Les corps s'attirent réciproquement, non - seulement lorsqu'ils se touchent, mais aussi lorsqu'ils sont à une certaine distance les uns des autres: car mettez entre les deux glaces de miroir dont nous venons de parler, un fil de soie fort fin, alors ces deux glaces ne pourront pas se toucher, puisqu'elles seront éloignées l'une de l'autre de toute l'épaisseur du fil; cependant on ne laissera pas de voir que ces deux glaces s'attirent mutuellement, quoiqu'avec moins de force que lorsqu'il n'y avoit rien entre elles. Mettez entre les glaces deux fils que vous aurez tors ensemble, ensuite trois fils tors de même, & vous verrez que l'attraction diminuera à mesure que les glaces s'éloigneront l'une de l'autre. Mussch. ibid.

On peut encore faire voir d'une maniere bien sensible cette vertu attractive par une expérience curieuse. Prenez un corps solide & opaque, qui finisse en pointe, soit de métal, soit de pierre, ou même de verre; si des rayons de lumiere paralleles passent tout près de la pointe ou du tranchant de ce corps dans une chambre obscure, alors le rayon qui se trouvera tout près de la pointe, sera attiré avec beaucoup de force vers le corps; & après s'être détourné de son chemin, il en prendra un autre, étant brisé par l'attraction que ce corps exerce sur lui. Le rayon un peu plus éloigné de la pointe est aussi attiré, mais moins que le précédent; & ainsi il sera moins rompu, & s'écartera moins de son chemin. Le rayon suivant qui est encore plus éloigné, sera aussi mointiré & moins détourné de sa premiere route. Enfin, à une certaine distance sort petite, il y aura un rayon qui ne sera plus attiré du tout, ou du moins sensiblement, & qui conservera sans se rompre sa direction primitive. Mussch. ibid.

C'est à M. Newton que nous devons la découverte de cette derniere espece d'attraction, qui n'agit qu'à de très - petites distances; comme c'est à lui que nous devons la connoissance plus parfaite de l'autre, qui agit à des distances considérables. En effet, les lois du mouvement & de la percussion des corps sensibles dans les différentes circonstances où nous pouvons les supposer, ne paroissent pas suffisantes pour expliquer les mouvemens intestins des particules des corps, d'où dépendent les différens changemens qu'ils subissent dans leurs contextures, leurs couleurs, leurs propriétés; ainsi notre Philosophie seroit nécessairement en défaut, si elle étoit fondée sur le principe seul de la gravitation, porté même aussi loin qu'il est possible.
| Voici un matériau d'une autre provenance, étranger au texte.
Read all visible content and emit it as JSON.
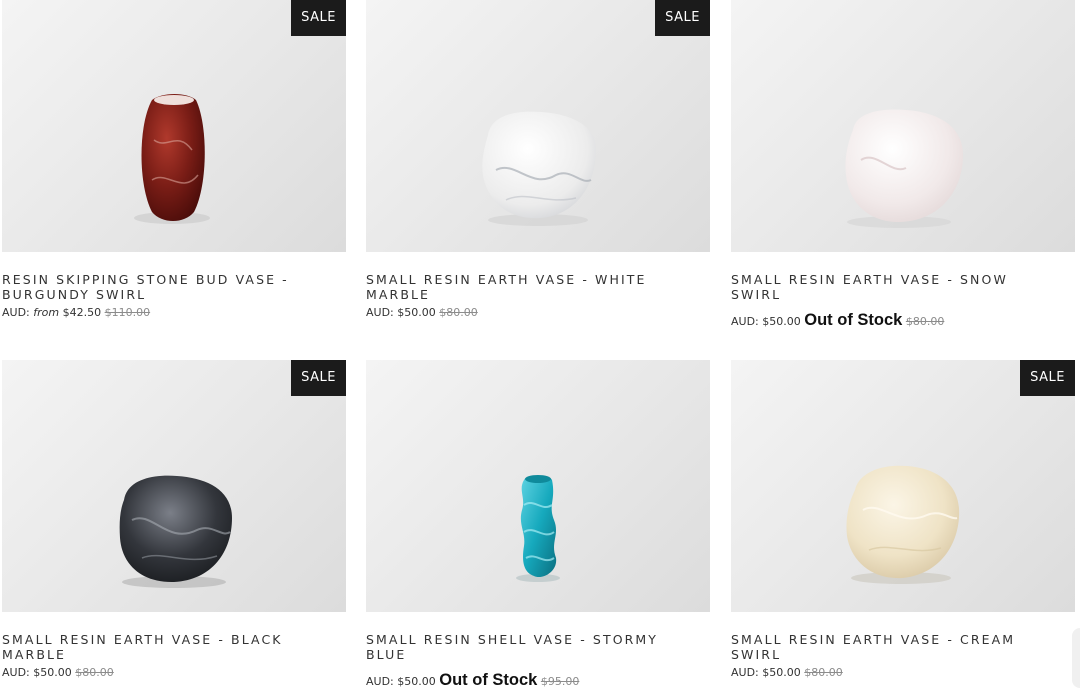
{
  "products": [
    {
      "title": "RESIN SKIPPING STONE BUD VASE - BURGUNDY SWIRL",
      "badge": "SALE",
      "price_prefix": "AUD:",
      "from_label": "from",
      "price": "$42.50",
      "stock_label": "",
      "old_price": "$110.00",
      "image_icon": "burgundy-vase-icon",
      "color": "#7a1d16"
    },
    {
      "title": "SMALL RESIN EARTH VASE - WHITE MARBLE",
      "badge": "SALE",
      "price_prefix": "AUD:",
      "from_label": "",
      "price": "$50.00",
      "stock_label": "",
      "old_price": "$80.00",
      "image_icon": "white-marble-vase-icon",
      "color": "#f2f2f2"
    },
    {
      "title": "SMALL RESIN EARTH VASE - SNOW SWIRL",
      "badge": "",
      "price_prefix": "AUD:",
      "from_label": "",
      "price": "$50.00",
      "stock_label": "Out of Stock",
      "old_price": "$80.00",
      "image_icon": "snow-swirl-vase-icon",
      "color": "#f4eaea"
    },
    {
      "title": "SMALL RESIN EARTH VASE - BLACK MARBLE",
      "badge": "SALE",
      "price_prefix": "AUD:",
      "from_label": "",
      "price": "$50.00",
      "stock_label": "",
      "old_price": "$80.00",
      "image_icon": "black-marble-vase-icon",
      "color": "#33363c"
    },
    {
      "title": "SMALL RESIN SHELL VASE - STORMY BLUE",
      "badge": "",
      "price_prefix": "AUD:",
      "from_label": "",
      "price": "$50.00",
      "stock_label": "Out of Stock",
      "old_price": "$95.00",
      "image_icon": "stormy-blue-vase-icon",
      "color": "#16a9bd"
    },
    {
      "title": "SMALL RESIN EARTH VASE - CREAM SWIRL",
      "badge": "SALE",
      "price_prefix": "AUD:",
      "from_label": "",
      "price": "$50.00",
      "stock_label": "",
      "old_price": "$80.00",
      "image_icon": "cream-swirl-vase-icon",
      "color": "#efe3c6"
    }
  ]
}
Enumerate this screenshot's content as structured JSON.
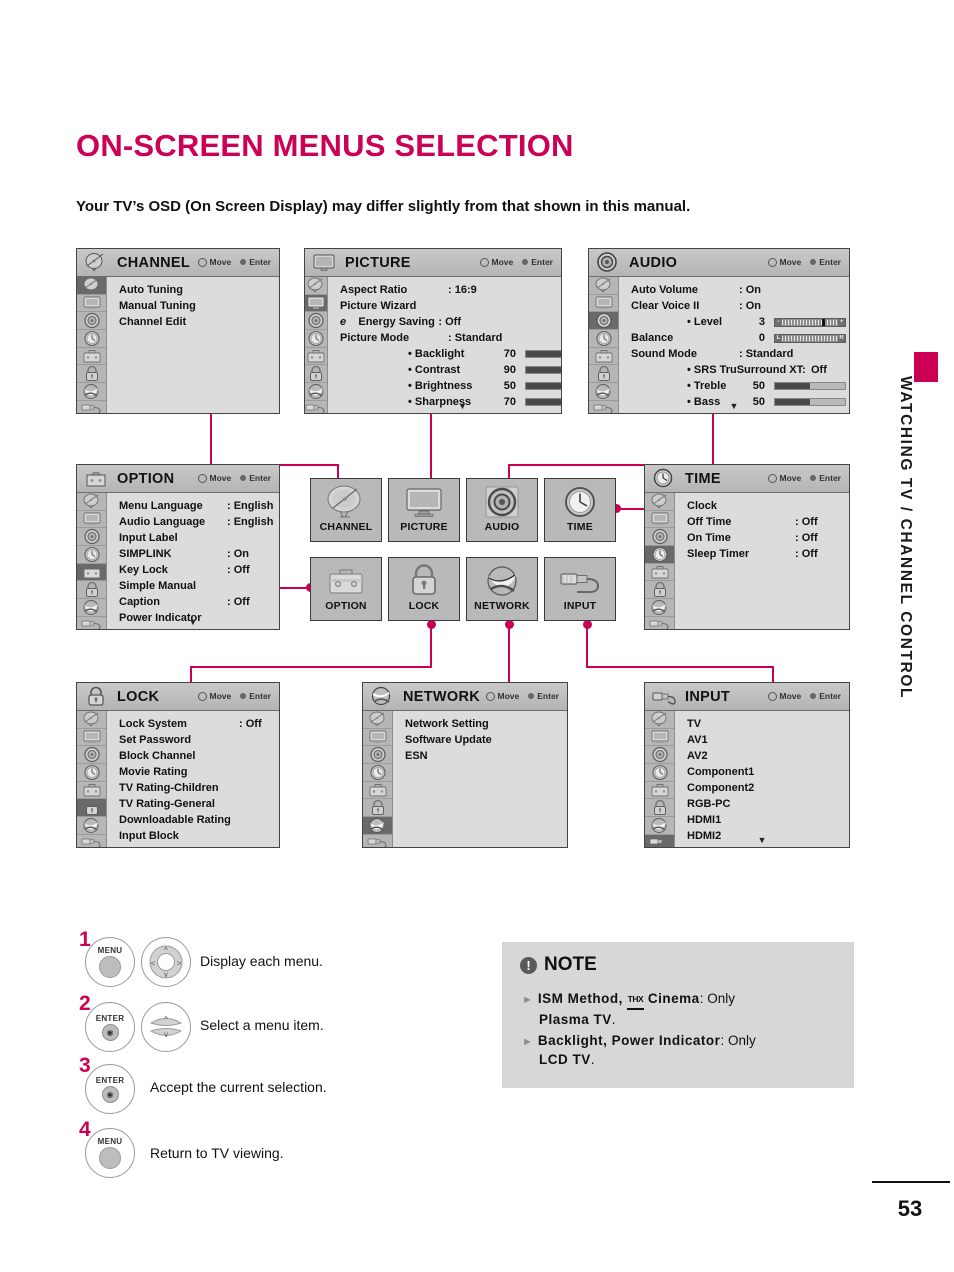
{
  "header": {
    "title": "ON-SCREEN MENUS SELECTION",
    "subtitle": "Your TV’s OSD (On Screen Display) may differ slightly from that shown in this manual."
  },
  "side_tab": {
    "label": "WATCHING TV / CHANNEL CONTROL"
  },
  "footer": {
    "page_number": "53"
  },
  "hints": {
    "move": "Move",
    "enter": "Enter"
  },
  "panels": {
    "channel": {
      "title": "CHANNEL",
      "selected_index": 0,
      "rows": [
        {
          "label": "Auto Tuning",
          "value": ""
        },
        {
          "label": "Manual Tuning",
          "value": ""
        },
        {
          "label": "Channel Edit",
          "value": ""
        }
      ]
    },
    "picture": {
      "title": "PICTURE",
      "selected_index": 1,
      "rows": [
        {
          "label": "Aspect Ratio",
          "value": ": 16:9"
        },
        {
          "label": "Picture Wizard",
          "value": ""
        },
        {
          "label": "Energy Saving",
          "value": ": Off",
          "eco": true
        },
        {
          "label": "Picture Mode",
          "value": ": Standard"
        }
      ],
      "sliders": [
        {
          "label": "• Backlight",
          "value": "70",
          "percent": 70
        },
        {
          "label": "• Contrast",
          "value": "90",
          "percent": 90
        },
        {
          "label": "• Brightness",
          "value": "50",
          "percent": 50
        },
        {
          "label": "• Sharpness",
          "value": "70",
          "percent": 70
        }
      ],
      "more": "▼"
    },
    "audio": {
      "title": "AUDIO",
      "selected_index": 2,
      "rows": [
        {
          "label": "Auto Volume",
          "value": ": On"
        },
        {
          "label": "Clear Voice II",
          "value": ": On"
        },
        {
          "label": "• Level",
          "value": "3",
          "scale": "level"
        },
        {
          "label": "Balance",
          "value": "0",
          "scale": "balance"
        },
        {
          "label": "Sound Mode",
          "value": ": Standard"
        },
        {
          "label": "• SRS TruSurround XT:",
          "value": "Off"
        },
        {
          "label": "• Treble",
          "value": "50",
          "percent": 50
        },
        {
          "label": "• Bass",
          "value": "50",
          "percent": 50
        }
      ],
      "more": "▼"
    },
    "option": {
      "title": "OPTION",
      "selected_index": 4,
      "rows": [
        {
          "label": "Menu Language",
          "value": ": English"
        },
        {
          "label": "Audio Language",
          "value": ": English"
        },
        {
          "label": "Input Label",
          "value": ""
        },
        {
          "label": "SIMPLINK",
          "value": ": On"
        },
        {
          "label": "Key Lock",
          "value": ": Off"
        },
        {
          "label": "Simple Manual",
          "value": ""
        },
        {
          "label": "Caption",
          "value": ": Off"
        },
        {
          "label": "Power Indicator",
          "value": ""
        }
      ],
      "more": "▼"
    },
    "time": {
      "title": "TIME",
      "selected_index": 3,
      "rows": [
        {
          "label": "Clock",
          "value": ""
        },
        {
          "label": "Off Time",
          "value": ": Off"
        },
        {
          "label": "On Time",
          "value": ": Off"
        },
        {
          "label": "Sleep Timer",
          "value": ": Off"
        }
      ]
    },
    "lock": {
      "title": "LOCK",
      "selected_index": 5,
      "rows": [
        {
          "label": "Lock System",
          "value": ": Off"
        },
        {
          "label": "Set Password",
          "value": ""
        },
        {
          "label": "Block Channel",
          "value": ""
        },
        {
          "label": "Movie Rating",
          "value": ""
        },
        {
          "label": "TV Rating-Children",
          "value": ""
        },
        {
          "label": "TV Rating-General",
          "value": ""
        },
        {
          "label": "Downloadable Rating",
          "value": ""
        },
        {
          "label": "Input Block",
          "value": ""
        }
      ]
    },
    "network": {
      "title": "NETWORK",
      "selected_index": 6,
      "rows": [
        {
          "label": "Network Setting",
          "value": ""
        },
        {
          "label": "Software Update",
          "value": ""
        },
        {
          "label": "ESN",
          "value": ""
        }
      ]
    },
    "input": {
      "title": "INPUT",
      "selected_index": 7,
      "rows": [
        {
          "label": "TV",
          "value": ""
        },
        {
          "label": "AV1",
          "value": ""
        },
        {
          "label": "AV2",
          "value": ""
        },
        {
          "label": "Component1",
          "value": ""
        },
        {
          "label": "Component2",
          "value": ""
        },
        {
          "label": "RGB-PC",
          "value": ""
        },
        {
          "label": "HDMI1",
          "value": ""
        },
        {
          "label": "HDMI2",
          "value": ""
        }
      ],
      "more": "▼"
    }
  },
  "tiles": [
    {
      "label": "CHANNEL",
      "icon": "satellite-dish-icon"
    },
    {
      "label": "PICTURE",
      "icon": "monitor-icon"
    },
    {
      "label": "AUDIO",
      "icon": "speaker-icon"
    },
    {
      "label": "TIME",
      "icon": "clock-icon"
    },
    {
      "label": "OPTION",
      "icon": "toolbox-icon"
    },
    {
      "label": "LOCK",
      "icon": "padlock-icon"
    },
    {
      "label": "NETWORK",
      "icon": "globe-icon"
    },
    {
      "label": "INPUT",
      "icon": "plug-icon"
    }
  ],
  "steps": [
    {
      "num": "1",
      "buttons": [
        "MENU",
        "DPAD"
      ],
      "text": "Display each menu."
    },
    {
      "num": "2",
      "buttons": [
        "ENTER",
        "UPDOWN"
      ],
      "text": "Select a menu item."
    },
    {
      "num": "3",
      "buttons": [
        "ENTER"
      ],
      "text": "Accept the current selection."
    },
    {
      "num": "4",
      "buttons": [
        "MENU"
      ],
      "text": "Return to TV viewing."
    }
  ],
  "button_labels": {
    "menu": "MENU",
    "enter": "ENTER"
  },
  "note": {
    "title": "NOTE",
    "bang": "!",
    "items": [
      {
        "bold_a": "ISM Method,",
        "thx": "THX",
        "bold_b": "Cinema",
        "rest": ": Only",
        "second_line_bold": "Plasma TV",
        "second_line_rest": "."
      },
      {
        "bold_a": "Backlight, Power Indicator",
        "rest": ": Only",
        "second_line_bold": "LCD TV",
        "second_line_rest": "."
      }
    ]
  },
  "colors": {
    "accent": "#cc0055",
    "osd_bg": "#dcdcdc",
    "rail": "#b6b6b6",
    "rail_sel": "#6a6a6a"
  }
}
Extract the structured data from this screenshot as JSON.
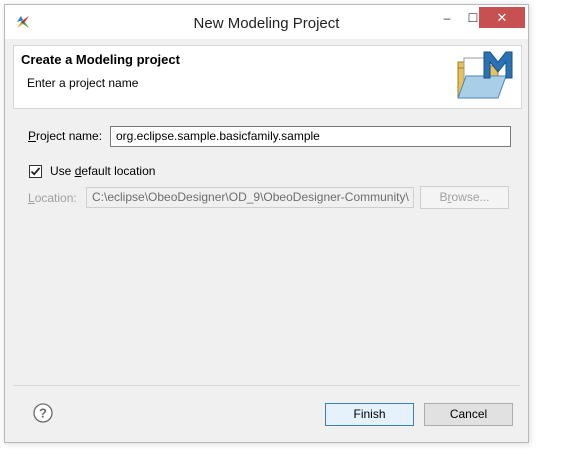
{
  "window": {
    "title": "New Modeling Project",
    "minimize_glyph": "–",
    "maximize_glyph": "☐",
    "close_glyph": "✕"
  },
  "banner": {
    "title": "Create a Modeling project",
    "message": "Enter a project name",
    "image": "modeling-project-wizard-icon"
  },
  "form": {
    "project_name_label_prefix": "P",
    "project_name_label_rest": "roject name:",
    "project_name_value": "org.eclipse.sample.basicfamily.sample",
    "use_default_checked": true,
    "use_default_label_prefix": "Use ",
    "use_default_label_mnemonic": "d",
    "use_default_label_rest": "efault location",
    "location_label_mnemonic": "L",
    "location_label_rest": "ocation:",
    "location_value": "C:\\eclipse\\ObeoDesigner\\OD_9\\ObeoDesigner-Community\\",
    "browse_label_mnemonic": "r",
    "browse_label_prefix": "B",
    "browse_label_rest": "owse..."
  },
  "footer": {
    "help_icon": "help-icon",
    "finish_label": "Finish",
    "cancel_label": "Cancel"
  },
  "colors": {
    "close_button": "#c75050",
    "default_button_border": "#3c7fb1"
  }
}
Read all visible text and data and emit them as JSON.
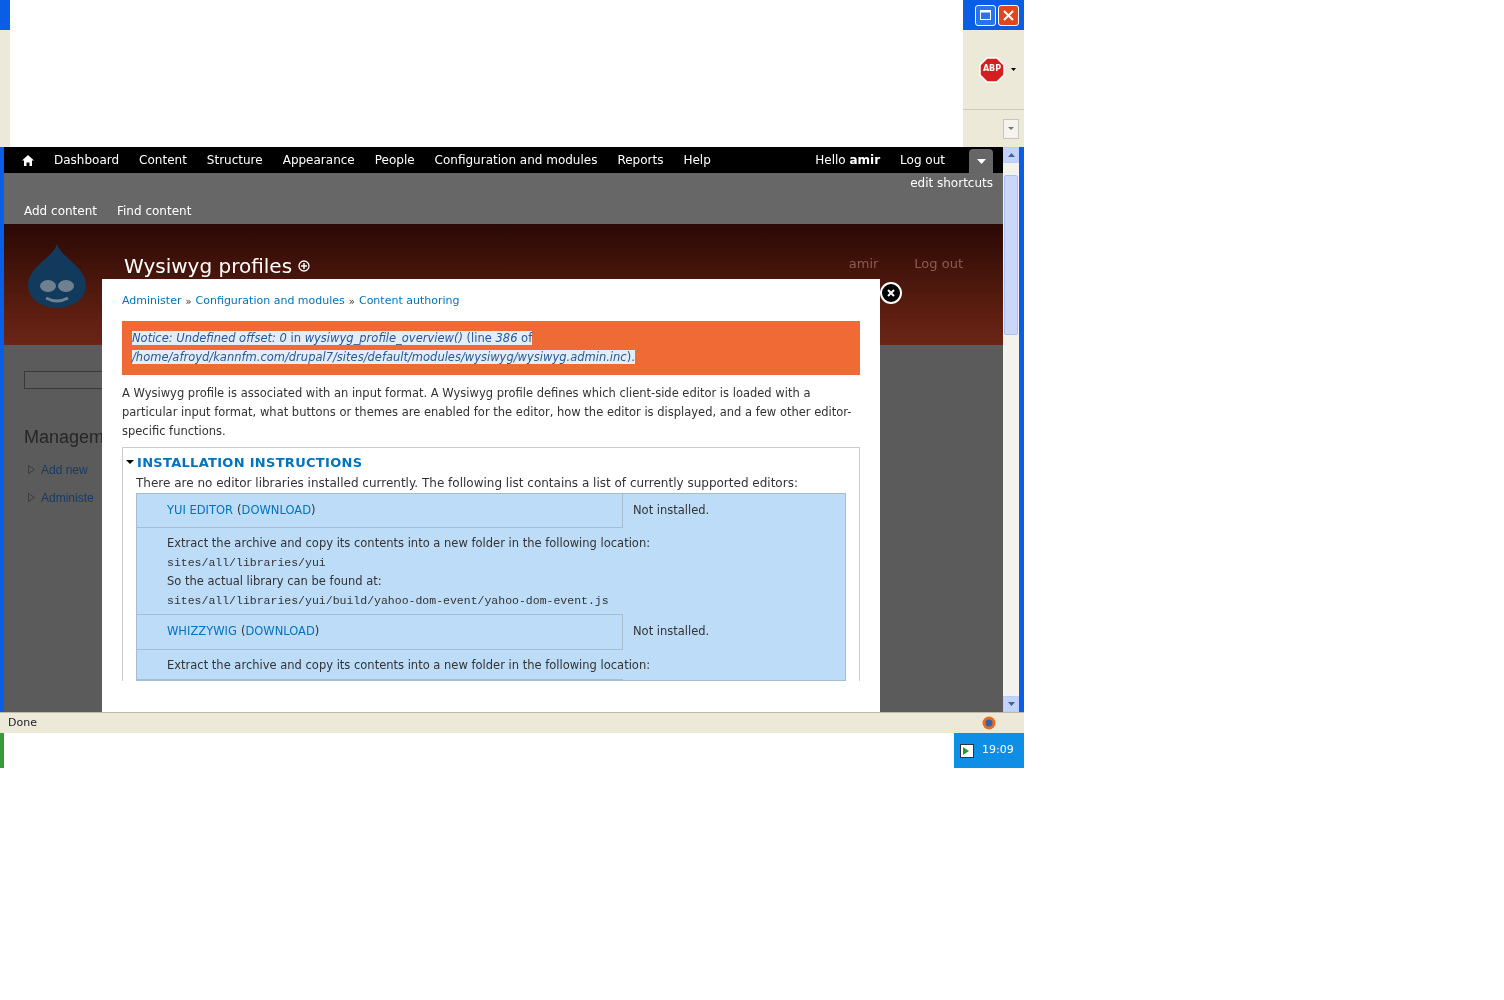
{
  "browser": {
    "abp_label": "ABP",
    "status": "Done",
    "clock": "19:09"
  },
  "toolbar": {
    "menu": [
      {
        "label": "Dashboard"
      },
      {
        "label": "Content"
      },
      {
        "label": "Structure"
      },
      {
        "label": "Appearance"
      },
      {
        "label": "People"
      },
      {
        "label": "Configuration and modules"
      },
      {
        "label": "Reports"
      },
      {
        "label": "Help"
      }
    ],
    "greeting": "Hello **amir**",
    "logout": "Log out",
    "edit_shortcuts": "edit shortcuts",
    "shortcuts": [
      {
        "label": "Add content"
      },
      {
        "label": "Find content"
      }
    ]
  },
  "page": {
    "title": "Wysiwyg profiles",
    "user_links": [
      "amir",
      "Log out"
    ],
    "sidebar_heading": "Managem",
    "sidebar_links": [
      "Add new",
      "Administe"
    ]
  },
  "dialog": {
    "breadcrumb": {
      "links": [
        "Administer",
        "Configuration and modules",
        "Content authoring"
      ],
      "separators": [
        "»",
        "»"
      ]
    },
    "message": {
      "text": "*Notice: Undefined offset: 0* in *wysiwyg_profile_overview()* (line *386* of */home/afroyd/kannfm.com/drupal7/sites/default/modules/wysiwyg/wysiwyg.admin.inc*).",
      "selected": true
    },
    "description": "A Wysiwyg profile is associated with an input format. A Wysiwyg profile defines which client-side editor is loaded with a particular input format, what buttons or themes are enabled for the editor, how the editor is displayed, and a few other editor-specific functions.",
    "fieldset": {
      "legend": "INSTALLATION INSTRUCTIONS",
      "expanded": true,
      "intro": "There are no editor libraries installed currently. The following list contains a list of currently supported editors:",
      "editors": [
        {
          "name": "YUI EDITOR",
          "download": "DOWNLOAD",
          "brackets": [
            "(",
            ")"
          ],
          "status": "Not installed.",
          "instructions": [
            {
              "kind": "text",
              "text": "Extract the archive and copy its contents into a new folder in the following location:"
            },
            {
              "kind": "code",
              "text": "sites/all/libraries/yui"
            },
            {
              "kind": "text",
              "text": "So the actual library can be found at:"
            },
            {
              "kind": "code",
              "text": "sites/all/libraries/yui/build/yahoo-dom-event/yahoo-dom-event.js"
            }
          ]
        },
        {
          "name": "WHIZZYWIG",
          "download": "DOWNLOAD",
          "brackets": [
            "(",
            ")"
          ],
          "status": "Not installed.",
          "instructions": [
            {
              "kind": "text",
              "text": "Extract the archive and copy its contents into a new folder in the following location:"
            }
          ]
        }
      ]
    }
  }
}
Voyez Lumiere, Couleur, &c.

Mais outre les lois ordinaires du mouvement dans les corps sensibles, les particules dont ces corps sont composés, en observent d'autres, qu'on n'a commencé à remarquer que depuis peu de tems, & dont on n'a encore qu'une connoissance fort imparfaite. M. Newton, à la pénétration duquel nous en devons la premiere idée, s'est presque contenté d'en établir l'existence; & après avoir prouvé qu'il y a des mouvemens dans les petites parties des corps, il ajoûte que ces mouvemens proviennent de certaines puissances ou forces, qui paroissent différentes de toutes les forces que nous connoissons. « C'est en vertu de ces forces, selon lui, que les petites particules des corps agissent les unes sur les autres, même à une certaine distance, & produisent par - là plusieurs phénomenes de la nature. Les corps sensibles, comme nous avons déjà remarqué, agissent mutuellement les uns sur les autres; & comme la nature agit d'une maniere toûjours constante & uniforme, il est fort vraissemblable qu'il y a beaucoup de forces de la même espece; celles dont nous venons de parler s'étendent à des distances assez sensibles, pour pouvoir être remarquées par des yeux vulgaires: mais il peut y en avoir d'autres qui agissent à des distances trop petites, pour qu'on ait pû les observer jusqu'ici; & l'électricité, par exemple, agit peut - être à de telles distances, même sans être excitée par le frottement ».

Cet illustre auteur confirme cette opinion par un grand nombre de phénomenes & d'expériences, qui prouvent clairement, selon lui, qu'il y a une puissance & une action attractive entre les particules, par exemple, du sel & de l'eau; entre celles du vitriol & de l'eau, du fer & de l'eau - forte, de l'esprit de vitriol & du salpetre. Il ajoûte que cette puissance n'est pas d'une égale force dans tous les corps; qu'elle est plus forte, par exemple, entre les particules du sel de tartre & celles de l'eau - forte, qu'entre les particules du sel de tartre & celles de l'argent: entre l'eauforte & la pierre calaminaire, qu'entre l'eau - force & le fer: entre l'eau - forte & le fer, qu'entre l'eauforte & le cuivre; encore moindre entre l'eau - forte & l'argent, ou entre l'eau forte & le mercure. De mêmême l'esprit de vitriol agit sur l'eau, mais il agit encore davantage sur le fer ou sur le cuivre.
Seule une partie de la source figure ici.